Drilon assumed the LP leadership when former LP president Butch Abad had to vacate the post to assume the education portfolio. By the Comelec’s reading of the LP’s internal rules, Drilon had merely assumed the unexpired portion of Abad’s term. That term ended way back in 2005.

The implication is that for over a year, Drilon has been holding on to the LP leadership illegitimately. To date, he seems unwilling to yield to an election involving the party rank-and-file – those who stood by this party for decades. Nay, for generations.

Because the Drilon faction refuses to yield to the Comelec ruling, the LP is back to where it began: a fissured party with squabbling factions and dual leadership structures.

The Liberals associated with the leadership of LP chairman and Manila Mayor Lito Atienza accepts the Comelec ruling. They are now demanding a party convention be called to clarify the party’s political position and elect a unified leadership structure based on that party position.

But the Drilon faction appears hell-bent on holding on to the leadership of the LP by not allowing democracy to be practiced in this party of liberal democrats. The more stubbornly the Drilon faction insists on its undemocratic ways, the less able the LP will be able to get back to the business of party-building.

The Drilon position is understandable – but only from the standpoint of the narrowest factional interest.

The greater number of Liberals is clearly inclined to maintain the alliance with the Arroyo administration. Should democracy be allowed to flourish in a party that precisely stands for democratic practice, the Drilon position will be repudiated – and the obvious political ambitions of people associated with this faction will be dashed.
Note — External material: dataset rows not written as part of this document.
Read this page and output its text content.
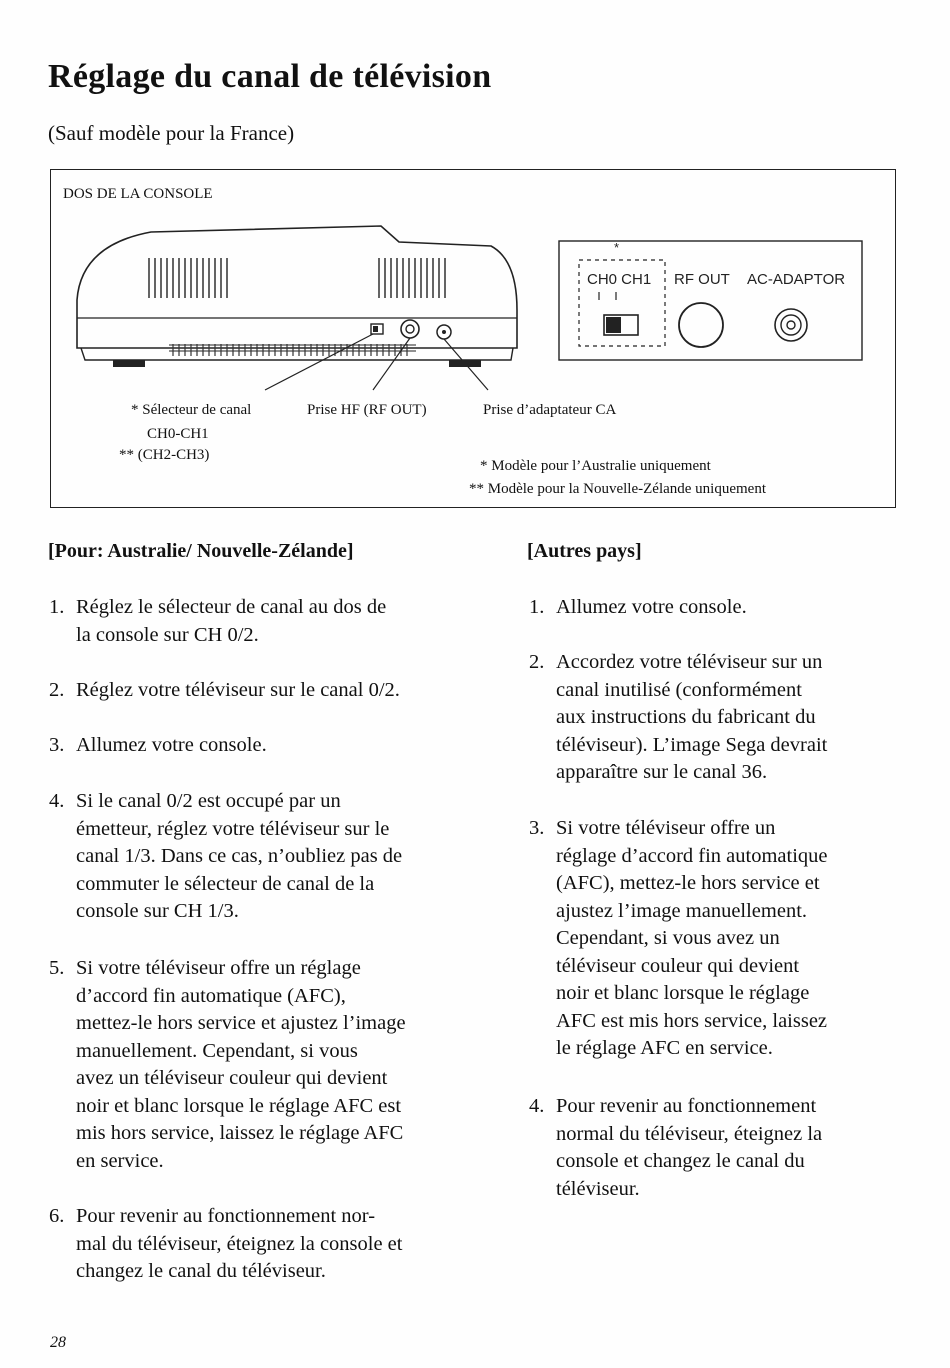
Réglage du canal de télévision
(Sauf modèle pour la France)
DOS DE LA CONSOLE
*
CH0 CH1 RF OUT AC-ADAPTOR
* Sélecteur de canal
CH0-CH1
** (CH2-CH3)
Prise HF (RF OUT)	Prise d’adaptateur CA
* Modèle pour l’Australie uniquement
** Modèle pour la Nouvelle-Zélande uniquement
[Pour: Australie/ Nouvelle-Zélande]
1. Réglez le sélecteur de canal au dos de
la console sur CH 0/2.
2. Réglez votre téléviseur sur le canal 0/2.
3. Allumez votre console.
4. Si le canal 0/2 est occupé par un
émetteur, réglez votre téléviseur sur le
canal 1/3. Dans ce cas, n’oubliez pas de
commuter le sélecteur de canal de la
console sur CH 1/3.
5. Si votre téléviseur offre un réglage
d’accord fin automatique (AFC),
mettez-le hors service et ajustez l’image
manuellement. Cependant, si vous
avez un téléviseur couleur qui devient
noir et blanc lorsque le réglage AFC est
mis hors service, laissez le réglage AFC
en service.
6. Pour revenir au fonctionnement nor-
mal du téléviseur, éteignez la console et
changez le canal du téléviseur.
[Autres pays]
1. Allumez votre console.
2. Accordez votre téléviseur sur un
canal inutilisé (conformément
aux instructions du fabricant du
téléviseur). L’image Sega devrait
apparaître sur le canal 36.
3. Si votre téléviseur offre un
réglage d’accord fin automatique
(AFC), mettez-le hors service et
ajustez l’image manuellement.
Cependant, si vous avez un
téléviseur couleur qui devient
noir et blanc lorsque le réglage
AFC est mis hors service, laissez
le réglage AFC en service.
4. Pour revenir au fonctionnement
normal du téléviseur, éteignez la
console et changez le canal du
téléviseur.
28
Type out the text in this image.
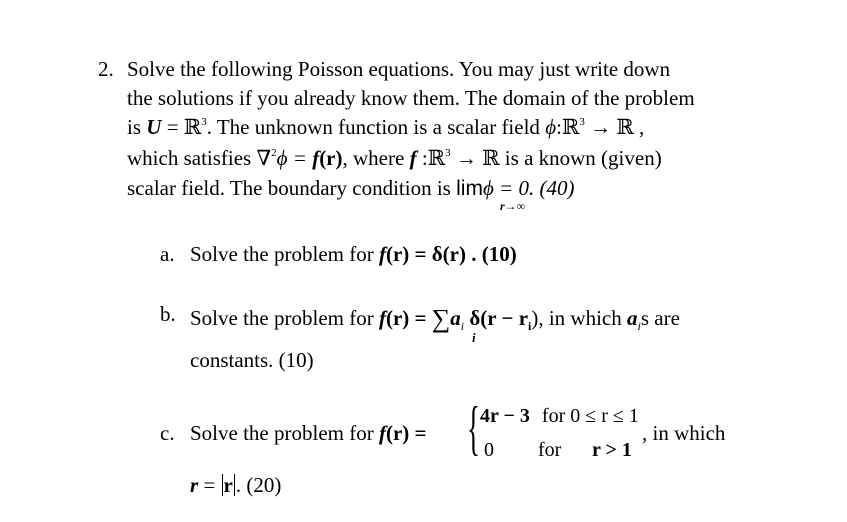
2. Solve the following Poisson equations. You may just write down
the solutions if you already know them. The domain of the problem
is U = ℝ$^3$. The unknown function is a scalar field ϕ:ℝ$^3$ → ℝ ,
which satisfies ∇$^2$ϕ = f(r), where f :ℝ$^3$ → ℝ is a known (given)
scalar field. The boundary condition is limϕ = 0. (40)
r→∞
a. Solve the problem for f(r) = δ(r) . (10)
b. Solve the problem for $f(r) = \sum a_i$ $\delta(r - r_i)$, in which $a_is$ are
i
constants. (10)
c. Solve the problem for f(r) = { 4r − 3 for 0 ≤ r ≤ 1
0 for r > 1
, in which
r = r . (20)
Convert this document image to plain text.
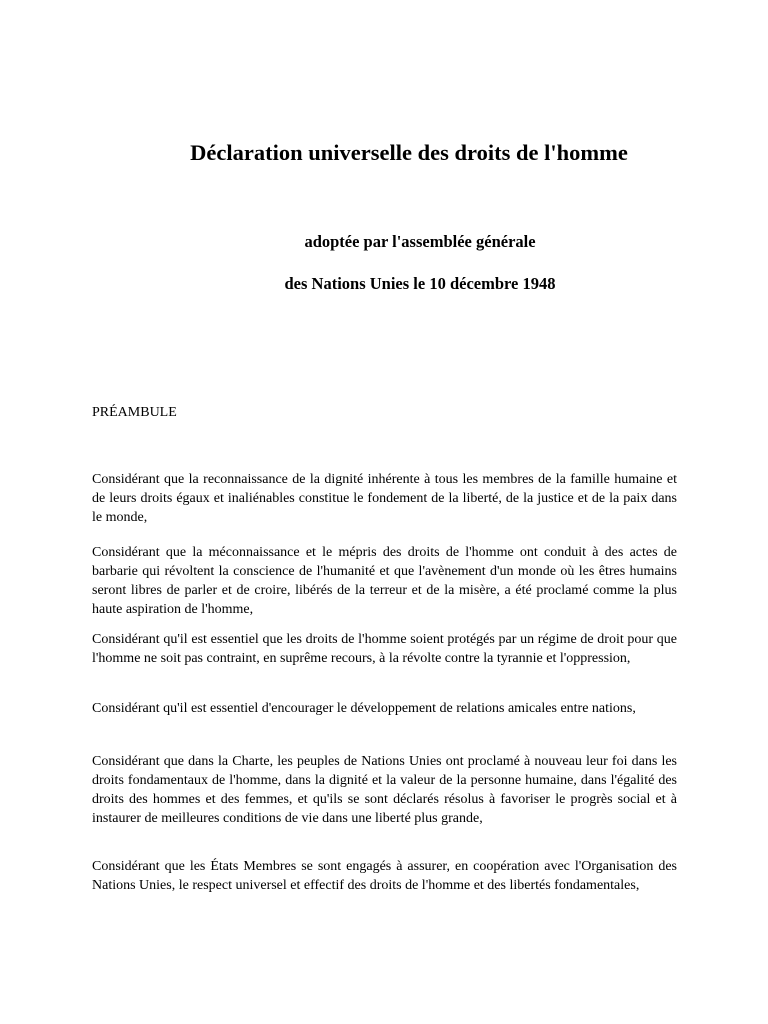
Déclaration universelle des droits de l'homme
adoptée par l'assemblée générale
des Nations Unies le 10 décembre 1948
PRÉAMBULE
Considérant que la reconnaissance de la dignité inhérente à tous les membres de la famille humaine et de leurs droits égaux et inaliénables constitue le fondement de la liberté, de la justice et de la paix dans le monde,
Considérant que la méconnaissance et le mépris des droits de l'homme ont conduit à des actes de barbarie qui révoltent la conscience de l'humanité et que l'avènement d'un monde où les êtres humains seront libres de parler et de croire, libérés de la terreur et de la misère, a été proclamé comme la plus haute aspiration de l'homme,
Considérant qu'il est essentiel que les droits de l'homme soient protégés par un régime de droit pour que l'homme ne soit pas contraint, en suprême recours, à la révolte contre la tyrannie et l'oppression,
Considérant qu'il est essentiel d'encourager le développement de relations amicales entre nations,
Considérant que dans la Charte, les peuples de Nations Unies ont proclamé à nouveau leur foi dans les droits fondamentaux de l'homme, dans la dignité et la valeur de la personne humaine, dans l'égalité des droits des hommes et des femmes, et qu'ils se sont déclarés résolus à favoriser le progrès social et à instaurer de meilleures conditions de vie dans une liberté plus grande,
Considérant que les États Membres se sont engagés à assurer, en coopération avec l'Organisation des Nations Unies, le respect universel et effectif des droits de l'homme et des libertés fondamentales,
The Comelec’s Solomonic solution apparently does not provide a formula for the LP’s consolidation and rebuilding.

For as long as the Drilon faction tenaciously clings to the LP franchise without the benefit of inner-party democracy, the party will remain antagonistically divided. As long as it remains that way, it can never again claim to be the party of the future.

It can never again claim to be the party of democracy – not with tyrants at the helm.